Classic grilled blackened chicken breast bursting with spicy grilled goodness that you will love. Just follow the easy step-by-step photo instructions.
You can never have enough great chicken recipes. Kick it up some with these tasty blackened chicken breasts cooked on your grill. Great taste is not far away.
And by making your seasoning, you can adjust the heat to your taste. Also, we can do a quick brine for moisture. To do the brine, you need to not have salt in the seasoning. Not possible if you buy your seasoning.
The original recipe was an oven-based recipe from allrecipes.com. I used the seasoning with some changes and converted it to grilling with my standard chicken breast recipe.
A nice solid higher 4. It could be a lower 5 for many.
It is easier to cook chicken that is about the same size and thickness.
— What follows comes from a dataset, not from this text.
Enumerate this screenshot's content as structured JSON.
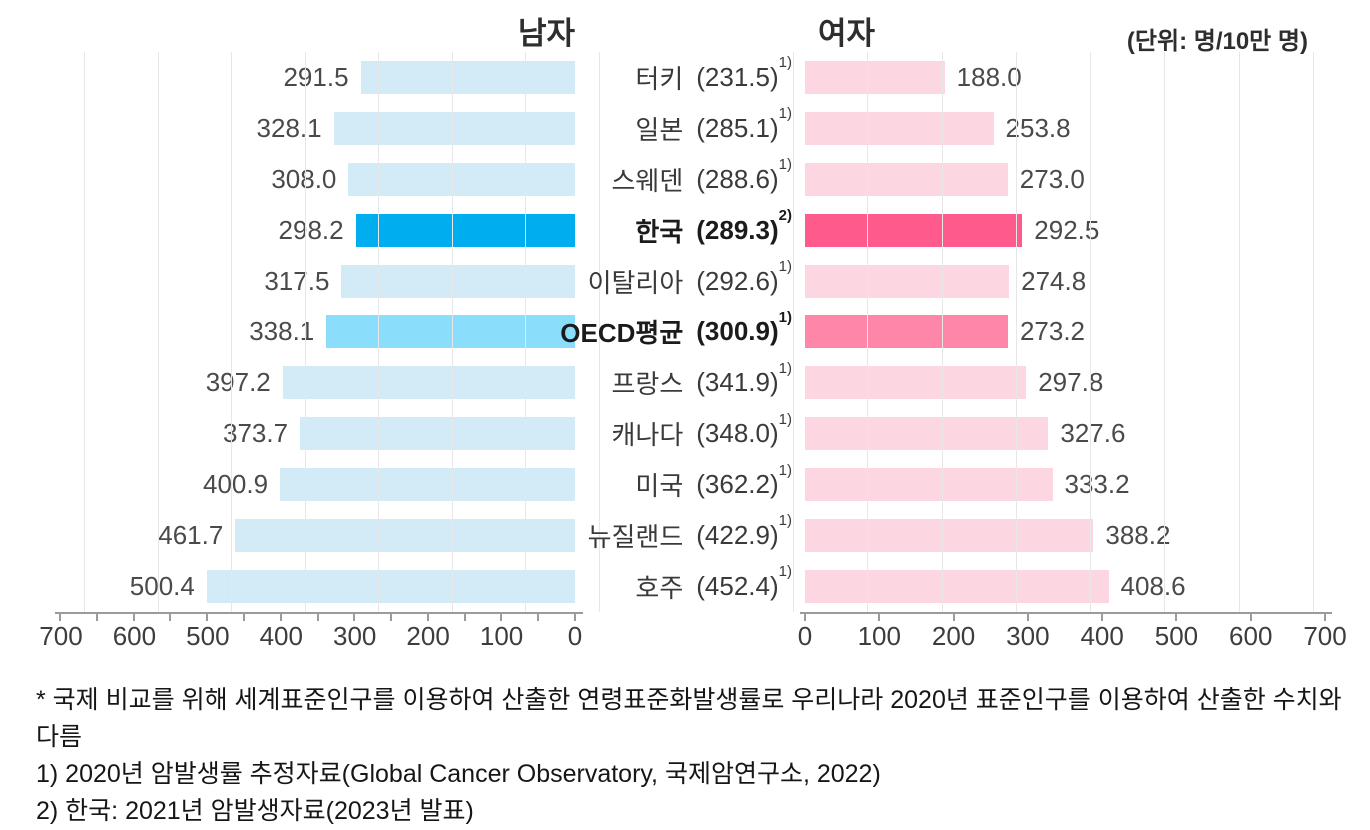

So try to even it out when you pick your chicken.
If you get these really plump chicken breasts, flatten them a little with a meat mallet or bottom of a pan.
Like all grilled chicken breast, this can dry some if you're not careful. A simple brine of 2 cups water, 2 tablespoons table salt, and 2 tablespoons sugar for 20 to 60 minutes help keep them moist.
The recommended brine that is relatively heavy in salt. According to Cooks Illustrated, this concentration of brine is recommended for chicken for 30 minutes to 2 hours. I find the chicken gets saltier if over 1 hour so I'm suggesting 1-hour max with this mixture Actually, 20 minutes will do a fairly good job of brining the chicken breasts.
While I no longer recommend rinsing chicken usually, you should always rinse carefully after brining to eliminate the surface salt.
You can grill skinless boneless chicken breasts and keep them moist without the brine, but it requires attention and skill. Skip the brine at your own risk.
👨🍳The Blackening Seasoning
The original seasoning needed a touch of garlic, and I added that. And a touch more salt.
The heat here is about 4/10 so adjust the cayenne to your taste.
The white pepper is a very nice different taste. It is thought to be the main secret ingredient of KFC. Use black pepper if you want or don't have white pepper.
If you brine the chicken, you must leave the salt out of the seasoning.
Grill temperature is extremely important in our keep the chicken moist. For any chicken, you can not "sock the heat to it." The outside will be burnt before the center is safe to eat.
I like to cook all chicken with a grill surface temperature of about 450°, give a take a little. This is medium on my current grill, which is a "hot" grill. It is medium-high on most gas grills. Please see my guide A Beginners Guide to Grill Temperature on a Gas Grill and get it right. If you don't get this right, you will not be successful with this recipe.
I liked the taste of the sauce from Alabama BBQ Chicken with White BBQ Sauce with the blackened chicken. A great mayonnaise-based sauce from Big Bob Gibson's of Alabama.
📖Chicken Breast Recipes
Clean and oil the grill. Preheat grill to a surface temperature of about 450° which is medium-high on most grills. You must get the surface temperature correct.
Trim breasts well. You can brine if you wish but then skip the salt in the rub.
Mix rub: ½ teaspoon paprika, ¼ teaspoon cayenne pepper, ¼ teaspoon cumin, ¼ teaspoon thyme, ¼ teaspoon garlic powder, ⅛ teaspoon onion powder, ¼ teaspoon kosher salt, and ⅛ teaspoon white pepper. You may adjust the cayenne to taste and use black pepper if you want.
Rub the dry mix on breast front and back. You only have 2 teaspoons so a light coat.
Grill over direct heat with the grill lid closed for 5 minutes then flip every 5 minutes until internal temp is 165°. About 25-30 minutes.
Lightly tent for 5 minutes before serving.